27 December 2016| No Comments on Paterson     by Sean Chavel

 

A trifle or maybe just a tad more than that. The cream of the crop reviews for Paterson are so glowing, so ecstatic, so poetic – for a film about a bus driver who hides his gift of writing poetry to himself while his wife encourages him to make copies to share with the world – that those reviews themselves are among the most beautiful I’ve read in sometime and yet match nothing with what I saw. I believe this is a case of many critics overreaching.

Jim Jarmusch has been something of a hipster filmmaker for thirty years who shoots in a clean, crisp classical style. His storytelling method purges anything that resembles crass Hollywood clichés. It’s in theory something to admire. But in all those years, his film “Broken Flowers” (2005) with Bill Murray has been the only sublime knockout for me, and beyond that, I’ve only had moderate admiration for his western tone poem “Dead Man” (2005) and his bonkers genre hybrid of hitman with some mental issues “Ghost Dog: The Way of the Samurai” (2000), and I got the offbeat, nothing goes to plan joke of his debut “Strangers in Paradise” (1984) without ever feeling, I need that movie. Then there are many Jarmusch titles where I frankly wasted a lot of time sitting there.

With “Paterson,” I get it that this is a tranquil, placid vision of America that doesn’t really exist anymore that should. I get it that Adam Driver is playing a homespun gifted artist Paterson who never complains, never loses his cool and that we should aspire to be more like him. I get it that his beautiful Iranian wife played by Golshifteh Farahani is always home when Paterson gets home to work to greet him with food, and patience, and pleasant vibes and that maybe it’s nostalgic that we lived in an earlier age (not this one) where wives were all complacent and doting, and yet let their husbands go for a walk with their dog and to get a beer every night without hassle – well, that it was maybe a better America for the married man. I get it that in the scene where his bus breaks down and he has to use a little girl’s iPhone to call for roadside assistance, that it is foreboding of the message that this is a man that should live a little more in the NOW and backup his work, make copies, use a computer, use technology just a little bit because these are not modern obstructions but conveniences.

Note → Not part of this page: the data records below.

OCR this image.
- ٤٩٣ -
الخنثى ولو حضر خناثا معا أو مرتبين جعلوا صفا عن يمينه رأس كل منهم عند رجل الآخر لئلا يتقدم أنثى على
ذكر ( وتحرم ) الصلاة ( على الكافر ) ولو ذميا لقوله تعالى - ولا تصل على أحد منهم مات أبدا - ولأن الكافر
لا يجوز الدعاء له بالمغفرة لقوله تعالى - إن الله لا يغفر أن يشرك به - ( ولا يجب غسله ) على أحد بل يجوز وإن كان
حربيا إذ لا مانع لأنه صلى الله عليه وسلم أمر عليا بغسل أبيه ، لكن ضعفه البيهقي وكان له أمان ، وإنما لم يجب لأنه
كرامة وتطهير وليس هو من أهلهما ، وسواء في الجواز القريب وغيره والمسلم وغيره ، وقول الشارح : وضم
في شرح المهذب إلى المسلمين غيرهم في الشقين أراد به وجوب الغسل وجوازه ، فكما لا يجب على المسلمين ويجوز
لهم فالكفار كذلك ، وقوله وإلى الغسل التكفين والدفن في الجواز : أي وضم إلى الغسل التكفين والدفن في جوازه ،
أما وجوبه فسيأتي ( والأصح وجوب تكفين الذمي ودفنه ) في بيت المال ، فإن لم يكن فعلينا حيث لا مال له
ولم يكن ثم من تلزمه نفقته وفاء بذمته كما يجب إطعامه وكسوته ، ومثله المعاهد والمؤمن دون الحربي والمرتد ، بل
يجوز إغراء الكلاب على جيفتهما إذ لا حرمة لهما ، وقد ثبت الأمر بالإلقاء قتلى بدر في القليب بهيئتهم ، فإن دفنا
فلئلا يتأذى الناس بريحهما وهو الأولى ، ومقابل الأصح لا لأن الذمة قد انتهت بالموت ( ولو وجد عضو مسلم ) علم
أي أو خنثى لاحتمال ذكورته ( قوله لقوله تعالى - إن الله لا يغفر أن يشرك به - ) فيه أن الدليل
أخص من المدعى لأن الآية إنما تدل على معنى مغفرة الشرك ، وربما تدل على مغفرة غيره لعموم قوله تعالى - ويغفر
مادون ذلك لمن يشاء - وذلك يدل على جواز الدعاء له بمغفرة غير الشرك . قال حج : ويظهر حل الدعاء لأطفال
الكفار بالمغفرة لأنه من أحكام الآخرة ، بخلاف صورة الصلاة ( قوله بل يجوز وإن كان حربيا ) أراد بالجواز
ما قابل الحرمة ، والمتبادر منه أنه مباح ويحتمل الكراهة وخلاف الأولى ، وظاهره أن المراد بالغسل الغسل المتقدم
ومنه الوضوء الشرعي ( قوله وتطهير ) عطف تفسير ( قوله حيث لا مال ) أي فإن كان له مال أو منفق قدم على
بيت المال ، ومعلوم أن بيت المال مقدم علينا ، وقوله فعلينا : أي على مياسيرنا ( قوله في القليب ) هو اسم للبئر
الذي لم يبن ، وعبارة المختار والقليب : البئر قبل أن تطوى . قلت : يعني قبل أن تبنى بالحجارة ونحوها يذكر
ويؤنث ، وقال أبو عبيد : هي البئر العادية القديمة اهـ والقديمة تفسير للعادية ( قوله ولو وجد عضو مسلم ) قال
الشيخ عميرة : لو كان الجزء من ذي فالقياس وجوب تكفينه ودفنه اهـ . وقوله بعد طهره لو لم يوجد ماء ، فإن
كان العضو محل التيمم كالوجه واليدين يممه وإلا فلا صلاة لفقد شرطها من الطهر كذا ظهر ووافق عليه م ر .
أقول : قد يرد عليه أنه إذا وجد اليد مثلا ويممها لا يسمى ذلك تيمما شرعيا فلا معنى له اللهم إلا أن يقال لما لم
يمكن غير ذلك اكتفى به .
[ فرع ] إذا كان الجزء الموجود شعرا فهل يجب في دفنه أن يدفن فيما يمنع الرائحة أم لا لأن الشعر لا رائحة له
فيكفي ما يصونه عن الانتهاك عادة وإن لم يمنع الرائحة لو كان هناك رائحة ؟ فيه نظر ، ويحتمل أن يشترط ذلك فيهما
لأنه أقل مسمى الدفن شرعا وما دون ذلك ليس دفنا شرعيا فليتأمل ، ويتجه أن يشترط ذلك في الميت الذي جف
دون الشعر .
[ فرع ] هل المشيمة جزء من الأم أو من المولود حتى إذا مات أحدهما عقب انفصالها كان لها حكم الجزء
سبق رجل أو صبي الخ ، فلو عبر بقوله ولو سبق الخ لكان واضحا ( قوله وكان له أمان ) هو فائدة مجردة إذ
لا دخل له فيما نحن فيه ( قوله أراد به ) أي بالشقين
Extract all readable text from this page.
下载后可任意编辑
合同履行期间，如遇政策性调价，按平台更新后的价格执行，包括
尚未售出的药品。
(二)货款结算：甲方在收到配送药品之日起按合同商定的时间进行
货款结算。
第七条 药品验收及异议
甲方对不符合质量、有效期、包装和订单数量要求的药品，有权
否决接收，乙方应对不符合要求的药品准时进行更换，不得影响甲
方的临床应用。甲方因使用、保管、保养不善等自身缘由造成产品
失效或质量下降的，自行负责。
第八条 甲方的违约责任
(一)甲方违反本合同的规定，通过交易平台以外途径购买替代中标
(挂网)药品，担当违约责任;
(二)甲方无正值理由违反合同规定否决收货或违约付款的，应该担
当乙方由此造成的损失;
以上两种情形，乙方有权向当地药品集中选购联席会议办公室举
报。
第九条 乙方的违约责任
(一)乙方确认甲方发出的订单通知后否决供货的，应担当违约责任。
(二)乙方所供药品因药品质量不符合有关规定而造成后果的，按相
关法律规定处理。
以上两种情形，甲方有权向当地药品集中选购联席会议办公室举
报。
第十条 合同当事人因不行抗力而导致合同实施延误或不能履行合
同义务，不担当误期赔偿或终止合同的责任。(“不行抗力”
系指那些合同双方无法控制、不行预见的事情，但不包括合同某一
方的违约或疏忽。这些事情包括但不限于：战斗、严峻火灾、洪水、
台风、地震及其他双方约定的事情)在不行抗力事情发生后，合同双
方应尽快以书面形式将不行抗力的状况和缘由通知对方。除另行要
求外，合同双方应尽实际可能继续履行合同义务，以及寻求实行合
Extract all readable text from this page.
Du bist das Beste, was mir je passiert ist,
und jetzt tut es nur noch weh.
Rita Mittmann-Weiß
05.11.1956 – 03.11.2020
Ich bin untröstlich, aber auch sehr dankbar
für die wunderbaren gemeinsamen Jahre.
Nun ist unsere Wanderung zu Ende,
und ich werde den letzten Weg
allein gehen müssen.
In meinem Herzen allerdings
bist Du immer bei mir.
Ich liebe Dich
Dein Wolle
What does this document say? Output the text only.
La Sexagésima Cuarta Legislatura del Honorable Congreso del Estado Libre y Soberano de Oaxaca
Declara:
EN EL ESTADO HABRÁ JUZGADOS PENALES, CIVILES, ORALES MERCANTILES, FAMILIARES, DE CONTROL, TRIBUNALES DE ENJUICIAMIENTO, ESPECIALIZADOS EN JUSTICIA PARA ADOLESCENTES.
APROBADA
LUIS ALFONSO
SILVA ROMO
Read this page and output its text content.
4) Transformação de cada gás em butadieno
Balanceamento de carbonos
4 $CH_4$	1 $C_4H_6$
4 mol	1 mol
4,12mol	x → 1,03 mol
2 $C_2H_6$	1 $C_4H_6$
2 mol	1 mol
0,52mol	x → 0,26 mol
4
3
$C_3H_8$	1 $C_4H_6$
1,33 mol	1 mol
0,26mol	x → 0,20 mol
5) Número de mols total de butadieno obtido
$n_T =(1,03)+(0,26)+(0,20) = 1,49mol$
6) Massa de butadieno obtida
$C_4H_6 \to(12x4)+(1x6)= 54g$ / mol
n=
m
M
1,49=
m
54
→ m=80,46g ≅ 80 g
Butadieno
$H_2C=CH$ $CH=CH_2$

Paterson-Film_ One Great SceneBut where’s the dramatic tension? There is finally a punctuated dramatic incident, and Driver never lets his character boil in anger when it does happen (so admirable). A beautiful scene, one that really did warm my heart, happens on a park bench with a chance encounter with an out-of-towner from Japan. Which reminds me of the one or two impossible encounters I’ve had in my own life where random people felt plucked out of the sky, where that somebody didn’t belong in a certain time and place, yet seemed to be there for no other reason but to help shape my own life with impromptu wisdom. It was in that moment that I realized that “Paterson” wasn’t really a pretty bad movie with no transcendent moments, because here it finally had at least one transcendent moment that I’ll take with me, and that maybe in addition I was moved by one poem called “Pumpkin.” It went something like this scribbled on the screen: “My Little Pumpkin / I like to think about her girls sometimes / but the truth is / if you ever left me / I’d tear my heart out and never put it back / There’ll never be anyone like you / How embarrassing.” That did something for me, but not so much the poem about Ohio Blue Tip Matches which I felt Jarmusch tried to make too much of nothing.

At the end of the day, I didn’t marvel at “Paterson” so much as found myself tolerating it. All those critics – you’d think they were writing about how Terrence Malick in his work finds lushness in the everyday world. Well, “Paterson” is well-shot but I don’t ever feel Jarmusch finds transcendent lushness.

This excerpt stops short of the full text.